Dec 3, 2024
9:15am - 9:30am
Hynes, Level 2, Room 209
Donghyun Oh1,Sanggyun Kim1,Carlo Andrea Riccardo Perini1,Juan-Pablo Correa-Baena1,Nikolaos Sahinidis1
Georgia Institute of Technology1
Donghyun Oh1,Sanggyun Kim1,Carlo Andrea Riccardo Perini1,Juan-Pablo Correa-Baena1,Nikolaos Sahinidis1
Georgia Institute of Technology1
Perovskite Solar Cells (PSCs) have great potential for clean power generation. However, research that focuses on high-performance PSC optimization remains challenging due to a lack of systematic approaches for optimizing various design parameters.

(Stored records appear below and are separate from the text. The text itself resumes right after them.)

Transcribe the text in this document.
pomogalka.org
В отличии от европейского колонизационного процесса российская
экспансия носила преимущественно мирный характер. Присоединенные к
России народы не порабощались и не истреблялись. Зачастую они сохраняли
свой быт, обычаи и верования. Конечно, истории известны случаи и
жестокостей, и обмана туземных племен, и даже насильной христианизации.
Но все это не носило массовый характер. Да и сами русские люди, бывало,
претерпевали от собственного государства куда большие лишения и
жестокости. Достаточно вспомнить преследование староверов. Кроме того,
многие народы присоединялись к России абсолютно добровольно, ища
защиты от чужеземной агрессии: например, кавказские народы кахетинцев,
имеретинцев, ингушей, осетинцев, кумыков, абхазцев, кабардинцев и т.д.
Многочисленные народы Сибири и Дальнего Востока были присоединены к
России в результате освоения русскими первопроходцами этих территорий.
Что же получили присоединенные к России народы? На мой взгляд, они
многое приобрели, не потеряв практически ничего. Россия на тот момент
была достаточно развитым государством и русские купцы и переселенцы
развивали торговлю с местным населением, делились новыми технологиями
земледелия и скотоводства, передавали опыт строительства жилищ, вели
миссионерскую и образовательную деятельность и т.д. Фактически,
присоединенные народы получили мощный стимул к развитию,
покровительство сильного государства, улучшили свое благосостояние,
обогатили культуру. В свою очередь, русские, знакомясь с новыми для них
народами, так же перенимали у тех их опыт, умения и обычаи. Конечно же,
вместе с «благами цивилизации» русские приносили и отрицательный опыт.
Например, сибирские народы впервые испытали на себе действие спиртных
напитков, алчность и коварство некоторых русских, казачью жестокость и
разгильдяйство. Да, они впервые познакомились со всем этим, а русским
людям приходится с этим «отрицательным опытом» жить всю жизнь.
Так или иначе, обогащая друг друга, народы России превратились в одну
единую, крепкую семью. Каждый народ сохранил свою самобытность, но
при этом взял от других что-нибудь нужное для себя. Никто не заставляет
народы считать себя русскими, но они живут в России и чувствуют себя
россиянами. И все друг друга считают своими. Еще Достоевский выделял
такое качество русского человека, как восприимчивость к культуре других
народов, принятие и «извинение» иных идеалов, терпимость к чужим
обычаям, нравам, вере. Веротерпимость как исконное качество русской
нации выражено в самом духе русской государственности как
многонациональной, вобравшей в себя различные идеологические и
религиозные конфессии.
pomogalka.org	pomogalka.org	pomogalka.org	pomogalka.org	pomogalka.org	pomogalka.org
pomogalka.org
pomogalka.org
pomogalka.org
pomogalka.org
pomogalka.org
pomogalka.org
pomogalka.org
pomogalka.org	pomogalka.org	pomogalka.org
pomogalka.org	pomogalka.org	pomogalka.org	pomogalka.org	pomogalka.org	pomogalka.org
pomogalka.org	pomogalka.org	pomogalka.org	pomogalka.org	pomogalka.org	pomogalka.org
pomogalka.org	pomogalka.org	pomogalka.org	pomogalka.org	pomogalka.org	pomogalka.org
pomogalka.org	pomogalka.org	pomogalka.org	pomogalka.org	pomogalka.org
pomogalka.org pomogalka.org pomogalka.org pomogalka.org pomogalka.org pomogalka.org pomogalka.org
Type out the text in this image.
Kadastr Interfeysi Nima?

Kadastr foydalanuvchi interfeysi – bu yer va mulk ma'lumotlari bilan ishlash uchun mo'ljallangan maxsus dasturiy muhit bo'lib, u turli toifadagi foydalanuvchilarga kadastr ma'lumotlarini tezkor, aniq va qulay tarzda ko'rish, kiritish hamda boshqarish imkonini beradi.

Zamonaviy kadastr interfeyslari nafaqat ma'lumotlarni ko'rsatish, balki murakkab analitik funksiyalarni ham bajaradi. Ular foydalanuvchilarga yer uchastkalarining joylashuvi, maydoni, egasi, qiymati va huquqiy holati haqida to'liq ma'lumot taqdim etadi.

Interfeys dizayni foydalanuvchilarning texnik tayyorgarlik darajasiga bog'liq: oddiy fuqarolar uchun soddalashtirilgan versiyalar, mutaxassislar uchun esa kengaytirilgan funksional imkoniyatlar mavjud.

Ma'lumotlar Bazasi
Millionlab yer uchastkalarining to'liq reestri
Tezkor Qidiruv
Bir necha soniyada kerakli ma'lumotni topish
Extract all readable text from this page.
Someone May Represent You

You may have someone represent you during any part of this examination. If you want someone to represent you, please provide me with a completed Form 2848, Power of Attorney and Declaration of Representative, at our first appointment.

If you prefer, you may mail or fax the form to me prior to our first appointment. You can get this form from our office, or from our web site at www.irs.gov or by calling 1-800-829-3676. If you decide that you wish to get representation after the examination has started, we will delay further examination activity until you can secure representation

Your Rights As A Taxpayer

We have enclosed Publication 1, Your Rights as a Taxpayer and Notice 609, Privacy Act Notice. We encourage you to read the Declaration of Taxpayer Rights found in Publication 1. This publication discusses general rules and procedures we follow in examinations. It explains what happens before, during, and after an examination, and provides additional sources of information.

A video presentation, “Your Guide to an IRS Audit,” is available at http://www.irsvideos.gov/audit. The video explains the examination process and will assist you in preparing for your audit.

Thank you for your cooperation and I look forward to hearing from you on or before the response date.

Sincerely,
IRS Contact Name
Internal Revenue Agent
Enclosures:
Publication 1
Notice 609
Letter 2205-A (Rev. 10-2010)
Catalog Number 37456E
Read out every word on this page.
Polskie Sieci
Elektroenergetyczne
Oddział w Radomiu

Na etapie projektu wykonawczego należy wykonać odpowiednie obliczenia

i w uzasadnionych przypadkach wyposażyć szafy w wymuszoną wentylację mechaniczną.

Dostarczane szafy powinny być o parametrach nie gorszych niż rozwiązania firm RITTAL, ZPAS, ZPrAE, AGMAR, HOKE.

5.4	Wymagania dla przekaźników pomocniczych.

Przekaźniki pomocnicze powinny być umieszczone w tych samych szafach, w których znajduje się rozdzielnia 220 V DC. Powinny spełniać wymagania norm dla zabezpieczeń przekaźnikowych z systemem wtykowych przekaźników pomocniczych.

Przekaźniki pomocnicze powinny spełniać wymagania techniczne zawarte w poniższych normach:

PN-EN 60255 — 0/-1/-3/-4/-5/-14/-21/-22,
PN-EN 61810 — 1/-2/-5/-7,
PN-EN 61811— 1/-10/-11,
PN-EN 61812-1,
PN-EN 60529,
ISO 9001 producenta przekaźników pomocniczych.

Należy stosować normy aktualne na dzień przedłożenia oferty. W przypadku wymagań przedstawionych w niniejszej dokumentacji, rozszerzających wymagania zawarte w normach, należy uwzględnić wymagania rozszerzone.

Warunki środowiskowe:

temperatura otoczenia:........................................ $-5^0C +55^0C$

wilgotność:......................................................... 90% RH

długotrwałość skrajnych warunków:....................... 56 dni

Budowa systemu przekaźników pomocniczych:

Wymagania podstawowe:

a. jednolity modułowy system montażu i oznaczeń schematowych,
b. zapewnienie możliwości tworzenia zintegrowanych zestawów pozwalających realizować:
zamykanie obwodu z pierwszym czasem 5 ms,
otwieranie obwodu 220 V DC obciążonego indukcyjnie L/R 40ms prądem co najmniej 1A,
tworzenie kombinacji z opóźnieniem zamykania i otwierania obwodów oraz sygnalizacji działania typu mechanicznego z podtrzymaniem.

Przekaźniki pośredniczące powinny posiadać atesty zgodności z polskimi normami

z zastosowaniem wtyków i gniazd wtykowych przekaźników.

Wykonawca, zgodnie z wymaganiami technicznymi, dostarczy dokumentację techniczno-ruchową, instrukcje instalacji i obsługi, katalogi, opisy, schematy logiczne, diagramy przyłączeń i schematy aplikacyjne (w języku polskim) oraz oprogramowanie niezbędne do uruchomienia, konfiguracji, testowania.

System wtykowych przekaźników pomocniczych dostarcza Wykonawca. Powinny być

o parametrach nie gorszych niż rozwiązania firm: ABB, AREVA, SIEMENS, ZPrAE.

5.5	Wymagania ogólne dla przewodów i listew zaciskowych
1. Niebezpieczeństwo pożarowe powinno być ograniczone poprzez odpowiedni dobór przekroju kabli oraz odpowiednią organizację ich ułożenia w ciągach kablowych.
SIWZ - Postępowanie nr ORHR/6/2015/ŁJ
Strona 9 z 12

In particular, understanding the discrete impacts of material composition and fabrication processing parameters on device performance is intricate, and their interconnectedness further complicates the discovery of optimal designs in a vast design space. In this work, we present a combined experimental-computational framework to systematically enhance the photovoltaic performance of PSCs. By employing black-box optimization algorithms, our framework guides the sampling of the design space to search for optimal designs. We then fabricate devices based on this algorithm-guided experimental design and test them under illumination to validate and refine the optimization process. The results show notable performance enhancements with power conversion efficiencies exceeding 23%, which demonstrate an effective combination of mathematical optimization and experimental research. Additionally, we utilize advanced characterization techniques in our analysis to enhance the comprehension of the underlying science as well as the key factors that contribute to achieving high performance.